In my head I walk those fabled streets,
The Latin Quarter and Champs Élysées,
En route to a salon for noon
To mingle with the artists there,
A German poet, a conducting Jew,
Some scattered novellists, painters two,
A philosopher, long coat worn and frayed –
Like all of us having seen better days –
Nietzsche in one pocket, scraps of paper in the rest,
A response to be submitted to the national press,
And here and there a business man, there for his wit and flair,
And in the hope of patronage for the poor young artists there.
In the evening I imagine
We’d promenade down the Seine,
And hear the bells of Notre Dame,
For Hugo heard the same,
And all the other city bells
Would chime their discordant paean,
To their great Paris, home of the world,
City of culture, of light and joy.
The men would be dressed neatly,
The women in plumes and silks,
With even the lowliest factory girl
In long stockings, a pure white frill
Adorning her bonnet as she springs over the filth
Of horses and the factories
And the million workers of Paris.
At night the University would spread life throughout the town,
As Academies and concert halls spread the latest –
“First Paris, then the world!”
For the telegram from Paris
Sends echoes around a world
That sends back its finest men
To praise Paris – praise and serve.
The hope of every novel, play or symphony
Is the acclaim of this imagined crowd,
But they are gone.
There were the guns of World War One,
The planes of World War Two,
So I can only imagine this intellectual’s paradise –
The Paris I never knew.
With a poem of this length, I feel obliged to offer some sort of explanation of parts of it. The overall idea comes from two years of studying bits of history between 1700 and 1910, where Paris was one of the cultural centres of the world (Along with Vienna. At times other cities – London, Naples, St. Petersburg – had their moments, but Paris and Vienna were constantly a pinnacle). There is this wonderful image of a city that was the intellectual heart of a continent that was at the centre of the globe. All the greatest intellectuals, be they artists, philosophers or statesmen, either lived in or visited Paris. By the fin-de-siécle, Paris was truly a city of wonders – and many other people who had been lured their in the hope of living the dream. One thing that almost all writers of the time agree on is that even after WWI was over, with France victorious and apparently restored, Paris was never the same. The fantasy of Paris that persists to this day was never quite a reality again, despite being a fine place for good deceased Americans.

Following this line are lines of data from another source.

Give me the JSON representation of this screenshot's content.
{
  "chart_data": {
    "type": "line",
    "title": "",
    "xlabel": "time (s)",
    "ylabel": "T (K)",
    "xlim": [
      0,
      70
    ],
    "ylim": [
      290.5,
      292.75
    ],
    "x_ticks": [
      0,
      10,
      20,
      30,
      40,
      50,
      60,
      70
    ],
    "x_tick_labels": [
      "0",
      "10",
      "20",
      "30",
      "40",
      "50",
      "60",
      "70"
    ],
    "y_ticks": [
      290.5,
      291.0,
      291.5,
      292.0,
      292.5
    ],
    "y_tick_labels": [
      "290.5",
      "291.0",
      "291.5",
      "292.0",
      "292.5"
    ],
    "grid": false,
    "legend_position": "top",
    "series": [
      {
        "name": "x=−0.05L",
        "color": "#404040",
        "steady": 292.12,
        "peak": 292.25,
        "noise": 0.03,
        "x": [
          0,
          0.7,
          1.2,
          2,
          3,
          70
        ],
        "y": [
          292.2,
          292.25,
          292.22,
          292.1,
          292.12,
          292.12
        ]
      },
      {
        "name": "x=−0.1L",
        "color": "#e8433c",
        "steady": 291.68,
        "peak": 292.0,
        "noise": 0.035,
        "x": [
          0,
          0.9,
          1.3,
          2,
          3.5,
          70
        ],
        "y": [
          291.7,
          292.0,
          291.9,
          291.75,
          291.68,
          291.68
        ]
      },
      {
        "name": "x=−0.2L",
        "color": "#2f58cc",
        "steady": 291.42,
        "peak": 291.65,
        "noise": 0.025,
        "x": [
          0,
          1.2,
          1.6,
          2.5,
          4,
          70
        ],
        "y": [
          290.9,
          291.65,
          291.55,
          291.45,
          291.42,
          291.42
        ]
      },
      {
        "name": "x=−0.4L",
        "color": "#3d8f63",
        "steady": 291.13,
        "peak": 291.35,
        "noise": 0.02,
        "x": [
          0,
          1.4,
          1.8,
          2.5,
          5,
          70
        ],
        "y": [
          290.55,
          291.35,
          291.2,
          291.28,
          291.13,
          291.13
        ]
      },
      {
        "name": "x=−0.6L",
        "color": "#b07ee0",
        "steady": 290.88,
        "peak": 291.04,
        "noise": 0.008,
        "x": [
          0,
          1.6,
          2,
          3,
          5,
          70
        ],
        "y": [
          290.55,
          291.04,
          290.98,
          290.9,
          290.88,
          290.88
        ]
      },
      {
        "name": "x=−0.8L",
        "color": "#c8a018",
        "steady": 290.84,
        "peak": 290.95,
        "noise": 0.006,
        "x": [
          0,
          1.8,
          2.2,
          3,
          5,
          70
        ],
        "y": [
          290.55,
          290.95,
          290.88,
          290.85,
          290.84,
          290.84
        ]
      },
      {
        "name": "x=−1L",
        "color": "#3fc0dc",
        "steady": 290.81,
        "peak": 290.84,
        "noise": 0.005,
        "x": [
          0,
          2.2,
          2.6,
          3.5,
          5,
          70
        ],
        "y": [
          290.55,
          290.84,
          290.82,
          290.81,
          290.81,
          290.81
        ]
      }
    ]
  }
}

That said, there were some more short-term inspirations – particularly reading Stefan Zweig’s autobiography, The World of Yesterday, which includes a fine chapter on his pre-WWI experiences in Paris. Additionally I re-listened to The Last Time I Saw Paris recently, which further pushed me to write about this fantasy Paris (Although the song describes pre-WWII Paris, the sentiment is the same – and Paris did indeed suffer a cultural decline after the war, for obvious reasons).
Within the text, other inspirations should be mentioned. The description of promenading in plain air is very influenced by the Impressionist painters – those of you from London should take the chance to see the Courtauld Gallery’s fine collection. Unlike many other London collections, it appears to have mostly been obtained by legitimate means. The philosopher’s coat refers to the opera La Boheme, particularly the ‘Coat Aria‘ in which a student philosopher sings farewell to his coat. In context, it is rather beautiful. There are other references, but these should keep you entertained for now – I hope that you enjoyed my fantasy of Paris. I may decide to make Tuesday a regular ‘historical/long poem’ slot, depending on the reception of this.